About the 2011 Fellows:
A smarter way to deliver drugs
Can we save the tiger with mathematics?
The complex life of coral
A smarter way to deliver drugs
Georgina Such, The University of Melbourne
Georgina Such wants to change the way we deliver drugs. Today, when we’re treated for cancer, the drug spreads throughout the body indiscriminately. Along the way it causes side-effects such as nausea and hair loss.
To tackle this problem Georgina imagines a miniscule capsule designed like a set of Russian babushka dolls. The capsule sneaks through the blood stream untouched. When it finds its target—a cancer cell—it passes into the cell, sheds a layer, finds the part of the cellular machinery it needs to attack, sheds another layer and releases its cargo of drugs, destroying the cancer cell and only the cancer cell.
Creating such a capsule may take decades, but Georgina and her colleagues at The University of Melbourne have already developed several materials which offer potential to do the job. Now, with the help of a $20,000 L’Oréal Australia For Women in Science Fellowship she plans to go further.
Read more at http://www.scienceinpublic.com/loreal/fellows/georgina-such
Can we save the tiger with mathematics?
Eve McDonald-Madden, The University of Queensland
The diversity of life on Earth underpins the global economy. But we’re losing biodiversity at an unprecedented rate and human-induced climate change will threaten more species—up to 37 per cent of the plants and animals with which we share the world.
Eve McDonald-Madden is doing something about it. She’s recognised that, despite the urgency of the problem, the funds and resources to tackle the problem are limited. So she’s turned to mathematics to develop systems that allow us to make smarter conservation decisions.

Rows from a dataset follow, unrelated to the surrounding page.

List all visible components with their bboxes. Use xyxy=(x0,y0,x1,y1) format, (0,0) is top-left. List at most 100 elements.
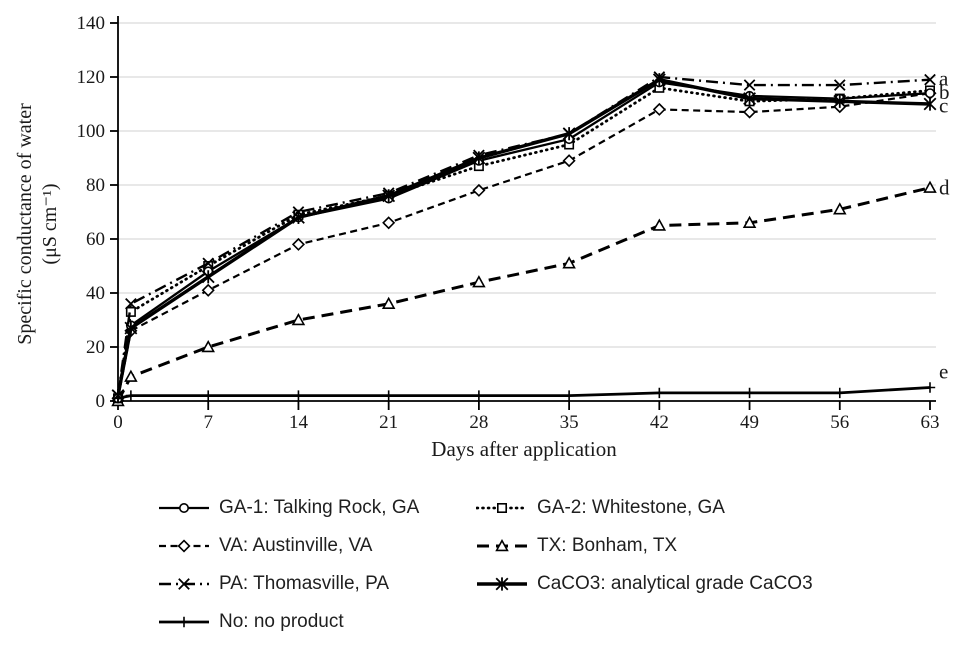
legend-label-ga2: GA-2: Whitestone, GA xyxy=(537,497,725,518)
plus-marker xyxy=(178,616,190,628)
x-tick-label: 63 xyxy=(921,412,940,433)
legend-swatch-caco3 xyxy=(477,577,527,591)
chart-plot-area: 0 20 40 60 80 100 120 140 0 7 14 21 28 35 42 49 56 63 abc d… xyxy=(77,13,951,433)
plus-marker xyxy=(654,387,665,399)
asterisk-marker xyxy=(833,94,847,108)
diamond-marker xyxy=(562,154,576,168)
x-tick-label: 7 xyxy=(203,412,213,433)
x-tick-label: 35 xyxy=(560,412,579,433)
series-markers-3 xyxy=(111,86,937,405)
triangle-marker xyxy=(381,296,396,309)
diamond-marker xyxy=(291,237,305,251)
series-markers-1 xyxy=(113,77,935,404)
y-tick-label: 60 xyxy=(86,229,105,250)
legend-label-va: VA: Austinville, VA xyxy=(219,535,373,556)
x-axis-title: Days after application xyxy=(431,437,617,461)
asterisk-marker xyxy=(292,210,305,224)
legend-item-caco3: CaCO3: analytical grade CaCO3 xyxy=(476,573,813,595)
x-marker xyxy=(125,297,137,310)
series-markers-5 xyxy=(112,71,936,402)
x-tick-label: 28 xyxy=(469,412,488,433)
diamond-marker xyxy=(201,283,215,297)
x-tick-label: 21 xyxy=(379,412,398,433)
x-tick-label: 0 xyxy=(113,412,123,433)
series-markers-7 xyxy=(112,382,936,404)
legend-item-tx: TX: Bonham, TX xyxy=(476,535,813,557)
asterisk-marker xyxy=(472,151,486,165)
legend-item-va: VA: Austinville, VA xyxy=(158,535,476,557)
diamond-marker xyxy=(177,539,191,553)
legend-item-ga1: GA-1: Talking Rock, GA xyxy=(158,497,476,519)
legend-label-ga1: GA-1: Talking Rock, GA xyxy=(219,497,420,518)
plus-marker xyxy=(383,390,394,401)
circle-marker xyxy=(924,88,935,99)
end-label-b: b xyxy=(939,80,950,104)
triangle-marker xyxy=(742,215,757,228)
series-line-3 xyxy=(116,92,931,399)
x-tick-label: 49 xyxy=(740,412,759,433)
end-label-e: e xyxy=(939,359,948,383)
y-tick-label: 0 xyxy=(96,391,106,412)
series-line-2 xyxy=(116,86,932,400)
series-markers-4 xyxy=(111,180,937,407)
triangle-marker xyxy=(495,538,509,552)
legend-label-pa: PA: Thomasville, PA xyxy=(219,573,390,594)
x-marker xyxy=(743,79,756,91)
legend-label-tx: TX: Bonham, TX xyxy=(537,535,678,556)
triangle-marker xyxy=(472,275,486,288)
y-tick-label: 40 xyxy=(86,283,105,304)
plus-marker xyxy=(293,390,304,401)
x-marker xyxy=(178,578,190,590)
plus-marker xyxy=(924,382,936,393)
plus-marker xyxy=(744,387,755,399)
asterisk-marker xyxy=(495,577,509,591)
asterisk-marker xyxy=(201,270,215,284)
series-line-1 xyxy=(116,81,931,399)
legend-swatch-ga1 xyxy=(159,503,209,513)
square-marker xyxy=(125,306,136,317)
legend-label-no: No: no product xyxy=(219,611,344,632)
legend-swatch-va xyxy=(159,539,209,553)
diamond-marker xyxy=(382,216,396,230)
plus-marker xyxy=(473,390,485,401)
y-tick-label: 20 xyxy=(86,337,105,358)
x-marker xyxy=(202,257,215,270)
series-line-4 xyxy=(116,186,931,402)
diamond-marker xyxy=(652,102,666,116)
triangle-marker xyxy=(562,256,576,269)
end-label-c: c xyxy=(939,93,948,117)
plus-marker xyxy=(203,390,214,401)
end-label-a: a xyxy=(939,66,949,90)
plus-marker xyxy=(834,387,845,399)
legend-item-ga2: GA-2: Whitestone, GA xyxy=(476,497,813,519)
x-tick-label: 42 xyxy=(650,412,669,433)
y-tick-label: 100 xyxy=(77,121,106,142)
plus-marker xyxy=(125,390,137,401)
legend-item-no: No: no product xyxy=(158,611,476,633)
legend-label-caco3: CaCO3: analytical grade CaCO3 xyxy=(537,573,813,594)
triangle-marker xyxy=(833,202,847,215)
asterisk-marker xyxy=(382,189,396,203)
circle-marker xyxy=(178,503,189,513)
asterisk-marker xyxy=(124,321,138,335)
plus-marker xyxy=(563,390,575,401)
chart-legend: GA-1: Talking Rock, GA GA-2: Whitestone,… xyxy=(158,489,813,641)
series-line-6 xyxy=(116,77,931,396)
legend-swatch-ga2 xyxy=(476,503,528,513)
y-tick-label: 140 xyxy=(77,13,106,34)
square-marker xyxy=(496,503,507,513)
y-tick-label: 80 xyxy=(86,175,105,196)
diamond-marker xyxy=(743,105,757,119)
series-line-5 xyxy=(116,75,931,396)
end-label-d: d xyxy=(939,176,950,200)
x-tick-label: 14 xyxy=(289,412,309,433)
triangle-marker xyxy=(923,180,937,193)
y-tick-label: 120 xyxy=(77,67,106,88)
plus-marker xyxy=(112,393,124,404)
asterisk-marker xyxy=(923,97,937,111)
series-markers-6 xyxy=(111,73,937,403)
triangle-marker xyxy=(291,312,306,326)
asterisk-marker xyxy=(743,92,756,106)
triangle-marker xyxy=(124,369,138,382)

Working at The University of Queensland and CSIRO, she has already helped to develop and implement a policy for monitoring the Sumatran tiger to prevent poaching. In addition, she has come up with a strategy for managing Tasmanian devils as they confront an infectious facial tumour disease.
In short, Eve McDonald-Madden has become a world expert on making effective conservation decisions when information is limited.
Her achievements have won her a $20,000 L’Oréal Australia For Women in Science Fellowship and, with its assistance, she will travel to France with her young son to learn about and incorporate the latest techniques of artificial intelligence (AI) into her decision-making frameworks.
Read more at http://www.scienceinpublic.com/loreal/fellows/eve-mcdonald-madden
The complex life of coral
Tracy Ainsworth, James Cook University
Tracy Ainsworth’s research is changing our understanding of the life of the tiny coral animals that built Australia’s iconic Great Barrier Reef. Her work comes at a critical time for the future of coral reefs—threatened by a warming ocean and by coral bleaching.
Just three years out from her PhD and now at James Cook University, Tracy has already demonstrated that the interactions between corals, their communities and their environment are far more intricate and subtle than we ever imagined.
She has shown, for instance, that bacteria as well as algae play a significant role in the life of the coral and in how it responds to changing temperatures. She has also found that coral bleaching is a far more complex process than previously thought.
And she’s done so by applying skills in modern cell biology which she picked up working in neuroscience laboratories.
Her achievements have won her a $20,000 L’Oréal Australia For Women in Science Fellowship which she will use to study the low light, deep water reefs that underlie tropical surface reefs at depths of 100 metres or more.